1. An in-situ non-contact water turbidity on-line detection system, comprising: the water quality detection module is connected with the controller;

the water quality detection module is configured to generate a modulated light source according to an acquired light source driving signal, determine a reference signal and a target photocurrent signal according to the modulated light source, and send the reference signal and the target photocurrent signal to the controller, where the water quality detection module includes: a light source emitter, a reference detector, and a dual-quadrant detector;

the controller is used for calculating a sludge concentration value according to the reference signal and the target photocurrent signal.

2. The system of claim 1, wherein the system further comprises: a user terminal connected to the controller;

the user terminal is used for receiving a water quality detection instruction of a user and sending the water quality detection instruction to the controller;

the controller is used for generating a light source driving signal according to the water quality detection instruction and sending the light source driving signal to the water quality detection module.

3. The system of claim 2, wherein the light source transmitter is configured to acquire a light source driving signal, acquire a modulation parameter set by a user based on the light source driving signal, generate a modulated light source according to the modulation parameter, and send the modulated light source to the reference detector and the target to be measured;

the reference detector is used for determining a light source attenuation parameter according to the modulated light source;

the double-image limit detector is used for receiving scattered light of the detected target on the modulated light source and respectively generating the photocurrent signals according to the receiving condition of the scattered light.

4. The system of claim 1, wherein the controller is specifically configured to: performing analog-to-digital conversion on the reference signal to generate a first signal and a correction coefficient, performing analog-to-digital conversion on the photocurrent signal to generate a second signal and a third signal, correcting and determining the second signal and the third signal based on the first signal, substituting the second signal and the third signal into a first specified algorithm to determine the liquid level distance between the detector and the measured object, and substituting the second signal, the third signal and the liquid level distance into a second specified algorithm to determine the sludge concentration value.

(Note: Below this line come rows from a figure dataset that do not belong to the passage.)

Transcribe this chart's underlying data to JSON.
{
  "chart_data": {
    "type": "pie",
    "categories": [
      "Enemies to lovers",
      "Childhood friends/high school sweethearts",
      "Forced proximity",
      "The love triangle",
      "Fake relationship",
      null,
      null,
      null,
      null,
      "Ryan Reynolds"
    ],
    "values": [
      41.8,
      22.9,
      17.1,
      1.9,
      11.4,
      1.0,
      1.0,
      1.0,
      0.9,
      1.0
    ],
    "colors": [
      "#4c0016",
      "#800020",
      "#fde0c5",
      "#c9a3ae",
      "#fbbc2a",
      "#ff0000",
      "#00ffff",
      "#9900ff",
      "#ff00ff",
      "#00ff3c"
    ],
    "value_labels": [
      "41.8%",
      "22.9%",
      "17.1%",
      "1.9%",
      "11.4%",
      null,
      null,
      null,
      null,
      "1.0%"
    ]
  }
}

5. The system of claim 1, wherein the system further comprises: the alarm module is connected with the controller;

the controller is used for judging whether the sludge concentration value is smaller than a preset threshold value, if yes, determining that the water quality detection result is normal, otherwise, determining that the water quality detection result is abnormal, and sending the water quality detection result to the alarm module;

and the alarm module is used for generating prompt information according to the water quality detection result and alarming in a specified mode according to the prompt information.

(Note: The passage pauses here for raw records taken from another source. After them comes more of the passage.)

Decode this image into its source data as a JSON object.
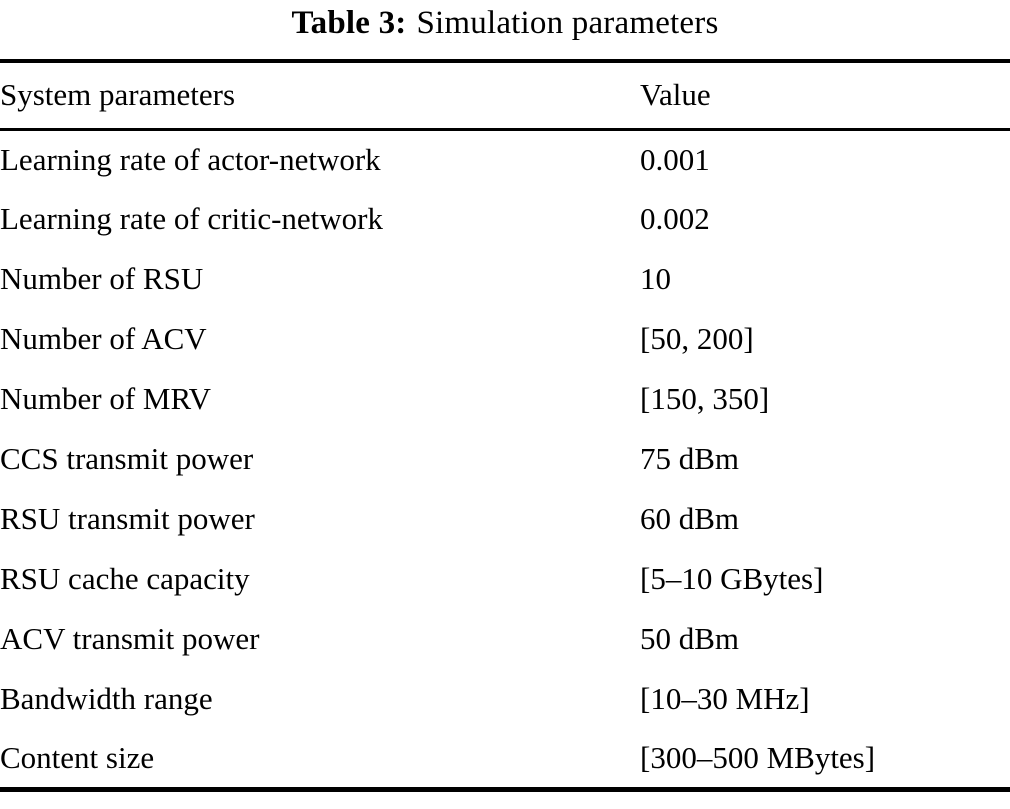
{
  "caption": {
    "label": "Table 3:",
    "text": "Simulation parameters"
  },
  "table": {
    "columns": [
      "System parameters",
      "Value"
    ],
    "rows": [
      {
        "parameter": "Learning rate of actor-network",
        "value": "0.001"
      },
      {
        "parameter": "Learning rate of critic-network",
        "value": "0.002"
      },
      {
        "parameter": "Number of RSU",
        "value": "10"
      },
      {
        "parameter": "Number of ACV",
        "value": "[50, 200]"
      },
      {
        "parameter": "Number of MRV",
        "value": "[150, 350]"
      },
      {
        "parameter": "CCS transmit power",
        "value": "75 dBm"
      },
      {
        "parameter": "RSU transmit power",
        "value": "60 dBm"
      },
      {
        "parameter": "RSU cache capacity",
        "value": "[5–10 GBytes]"
      },
      {
        "parameter": "ACV transmit power",
        "value": "50 dBm"
      },
      {
        "parameter": "Bandwidth range",
        "value": "[10–30 MHz]"
      },
      {
        "parameter": "Content size",
        "value": "[300–500 MBytes]"
      }
    ]
  }
}
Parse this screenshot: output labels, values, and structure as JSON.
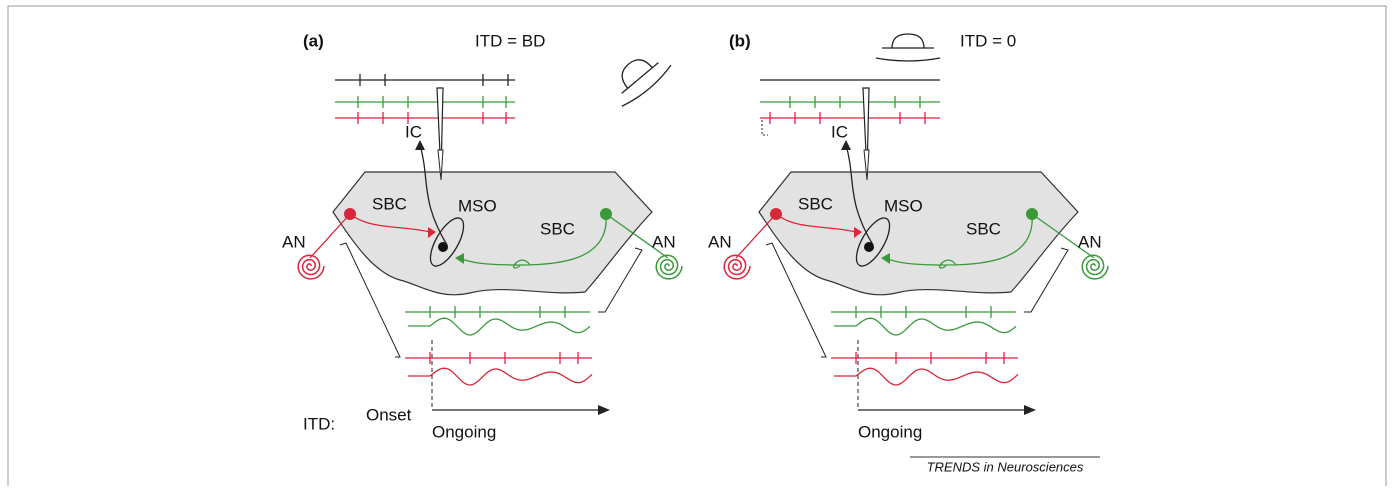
{
  "panels": [
    {
      "label": "(a)",
      "condition": "ITD = BD",
      "ic": "IC",
      "sbc_left": "SBC",
      "mso": "MSO",
      "sbc_right": "SBC",
      "an_left": "AN",
      "an_right": "AN",
      "itd": "ITD:",
      "onset": "Onset",
      "ongoing": "Ongoing"
    },
    {
      "label": "(b)",
      "condition": "ITD = 0",
      "ic": "IC",
      "sbc_left": "SBC",
      "mso": "MSO",
      "sbc_right": "SBC",
      "an_left": "AN",
      "an_right": "AN",
      "ongoing": "Ongoing"
    }
  ],
  "footer": "TRENDS in Neurosciences"
}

6. The system of claim 2, wherein the controller is further configured to send the water quality detection result and the sludge concentration value to the user terminal;

and the user terminal is used for receiving the sludge concentration value and displaying the sludge concentration value.

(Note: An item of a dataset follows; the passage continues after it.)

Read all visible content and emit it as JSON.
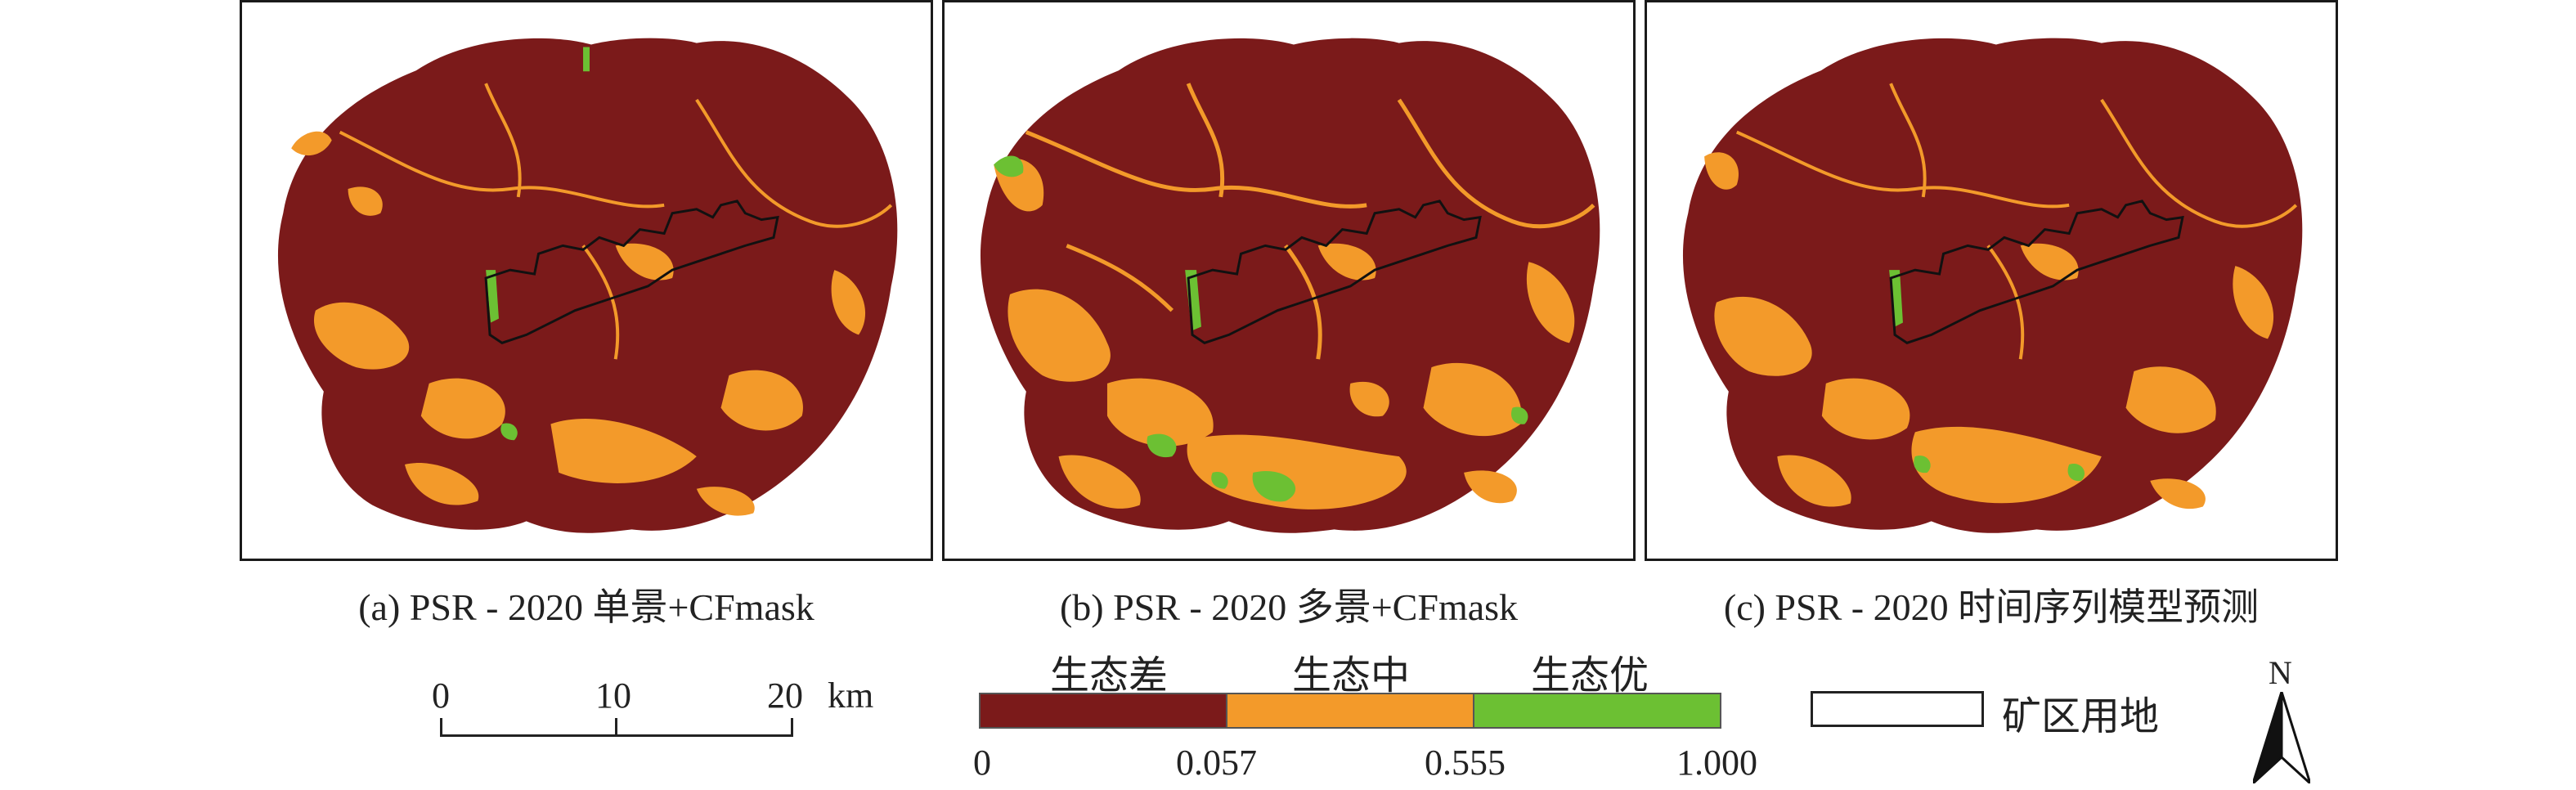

7. An in-situ non-contact water turbidity online detection method, which is characterized by being applied to an in-situ non-contact water turbidity online detection system as claimed in any one of claims 1-6, comprising:

generating a modulated light source according to the acquired light source driving signal by a water quality detection module, determining a reference signal and a target photocurrent signal according to the modulated light source, and sending the reference signal and the photocurrent signal to a controller, wherein the water quality detection module comprises: a light source emitter, a reference detector, and a dual-quadrant detector;

and calculating a sludge concentration value according to the reference signal and the target photocurrent signal by the controller.